GERECHTSHOF ’s-HERTOGENBOSCH

Team Handelsrecht
zaaknummer 200.299.379/01
arrest van 13 december 2022
in de zaak van:
[appellant],
wonende te [woonplaats] ,
appellant, hierna: [appellant] ,
advocaat: mr. R.Ph.E.M. Cratsborn te Wittem,
tegen:

1.[geïntimeerde 1] ,

wonende te [woonplaats] ,
geïntimeerde, hierna [geïntimeerde 1] ,
advocaat: mr. N.P.H. Visser te Leusden,
en

2.[geïntimeerde 2] ,

wonende te [woonplaats] ,
geïntimeerde, hierna: [geïntimeerde 2] ,
advocaat: mr. J.A.M.W Lutgens te Maastricht -Airport,
op het bij dagvaarding van 7 april 2021 ingestelde hoger beroep van het eindvonnis van de rechtbank (het hof leest verbeterd) Oost-Brabant (zittingsplaats Eindhoven) met zaaknummer: 7503095 CV EXPL 19-909.

1.De procedure in eerste aanleg

Voor de procedure in eerste aanleg wordt verwezen naar de inhoud van de vonnissen van de rechtbank Limburg van 25 april 2018, 7 november 2018 en 30 januari 2019, en van de rechtbank Oost-Brabant van 7 maart 2019, 28 mei 2020 en 7 januari 2021.
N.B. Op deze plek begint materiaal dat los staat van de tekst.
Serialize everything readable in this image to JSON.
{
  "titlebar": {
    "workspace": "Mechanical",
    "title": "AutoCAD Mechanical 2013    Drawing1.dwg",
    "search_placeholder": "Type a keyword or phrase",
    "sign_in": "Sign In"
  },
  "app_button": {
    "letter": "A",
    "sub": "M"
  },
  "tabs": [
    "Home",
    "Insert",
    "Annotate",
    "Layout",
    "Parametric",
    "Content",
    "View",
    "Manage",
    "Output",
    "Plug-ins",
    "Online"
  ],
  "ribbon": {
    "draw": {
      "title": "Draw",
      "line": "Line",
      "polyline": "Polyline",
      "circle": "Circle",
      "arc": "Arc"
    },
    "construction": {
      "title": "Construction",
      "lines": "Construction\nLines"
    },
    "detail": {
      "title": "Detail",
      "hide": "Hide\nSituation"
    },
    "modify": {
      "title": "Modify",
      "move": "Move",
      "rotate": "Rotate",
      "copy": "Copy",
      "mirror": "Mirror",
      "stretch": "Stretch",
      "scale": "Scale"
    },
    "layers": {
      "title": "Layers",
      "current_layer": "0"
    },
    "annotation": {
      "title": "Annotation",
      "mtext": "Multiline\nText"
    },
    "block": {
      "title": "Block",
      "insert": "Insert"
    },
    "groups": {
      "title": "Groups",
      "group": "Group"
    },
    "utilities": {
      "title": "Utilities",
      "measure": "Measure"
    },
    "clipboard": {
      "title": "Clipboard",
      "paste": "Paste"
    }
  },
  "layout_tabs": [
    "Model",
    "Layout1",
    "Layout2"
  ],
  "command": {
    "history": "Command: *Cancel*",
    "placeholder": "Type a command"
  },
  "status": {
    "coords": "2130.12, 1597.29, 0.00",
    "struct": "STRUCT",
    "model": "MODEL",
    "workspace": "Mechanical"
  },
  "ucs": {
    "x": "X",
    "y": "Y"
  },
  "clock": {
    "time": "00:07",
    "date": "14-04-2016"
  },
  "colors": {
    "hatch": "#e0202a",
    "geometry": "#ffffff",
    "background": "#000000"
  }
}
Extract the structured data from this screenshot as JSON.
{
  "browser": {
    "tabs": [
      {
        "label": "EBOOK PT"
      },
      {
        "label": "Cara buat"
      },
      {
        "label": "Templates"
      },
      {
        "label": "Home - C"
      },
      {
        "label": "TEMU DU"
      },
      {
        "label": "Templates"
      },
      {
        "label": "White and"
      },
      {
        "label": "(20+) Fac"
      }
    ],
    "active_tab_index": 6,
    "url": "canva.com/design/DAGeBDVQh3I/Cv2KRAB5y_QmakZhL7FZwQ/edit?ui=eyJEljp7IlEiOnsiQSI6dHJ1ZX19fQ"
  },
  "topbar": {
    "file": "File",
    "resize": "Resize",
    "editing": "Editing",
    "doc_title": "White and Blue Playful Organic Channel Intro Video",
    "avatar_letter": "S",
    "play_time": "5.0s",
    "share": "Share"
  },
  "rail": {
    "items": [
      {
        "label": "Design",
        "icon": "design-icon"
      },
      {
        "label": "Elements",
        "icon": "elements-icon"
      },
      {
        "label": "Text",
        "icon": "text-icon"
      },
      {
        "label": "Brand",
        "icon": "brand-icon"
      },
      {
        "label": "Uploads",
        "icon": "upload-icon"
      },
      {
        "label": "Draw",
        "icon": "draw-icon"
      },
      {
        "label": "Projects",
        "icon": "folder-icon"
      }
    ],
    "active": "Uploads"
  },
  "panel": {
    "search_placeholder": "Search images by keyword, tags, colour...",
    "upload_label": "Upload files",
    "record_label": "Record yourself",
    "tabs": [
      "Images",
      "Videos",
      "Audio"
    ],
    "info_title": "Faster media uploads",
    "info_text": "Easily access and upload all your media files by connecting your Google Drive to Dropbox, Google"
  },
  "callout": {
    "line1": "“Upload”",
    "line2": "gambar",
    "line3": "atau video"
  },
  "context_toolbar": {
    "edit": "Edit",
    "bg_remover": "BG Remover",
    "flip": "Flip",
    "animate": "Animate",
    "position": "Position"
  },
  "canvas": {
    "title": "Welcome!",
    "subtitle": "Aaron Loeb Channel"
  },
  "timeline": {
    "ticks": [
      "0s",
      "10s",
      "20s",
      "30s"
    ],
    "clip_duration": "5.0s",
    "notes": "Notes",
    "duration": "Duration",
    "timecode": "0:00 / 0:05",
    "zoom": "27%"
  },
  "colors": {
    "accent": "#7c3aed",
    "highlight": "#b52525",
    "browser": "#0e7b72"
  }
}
2.De procedure in hoger beroep

Bij dagvaarding van 7 april 2021 stelde [appellant] in hoger beroep te komen van het eindvonnis van de rechtbank Oost-Brabant van 7 januari 2021. Bij memorie van grieven heeft hij ook vernietiging van de tussenvonnissen gevorderd. Uit de memorie van grieven volgt echter dat alleen het tussenvonnis van 28 mei 2020 is bedoeld.
Het verloop van de procedure in hoger beroep blijkt uit:
-de memorie van grieven van 16 november 2021;
-de memorie van antwoord, tevens memorie van grieven in het voorwaardelijk incidenteel
appel van [geïntimeerde 1] ;
-de memorie van antwoord van [geïntimeerde 2] ;
-de akte van [appellant] .
Partijen hebben de stukken aan het hof overgelegd voor het wijzen van arrest.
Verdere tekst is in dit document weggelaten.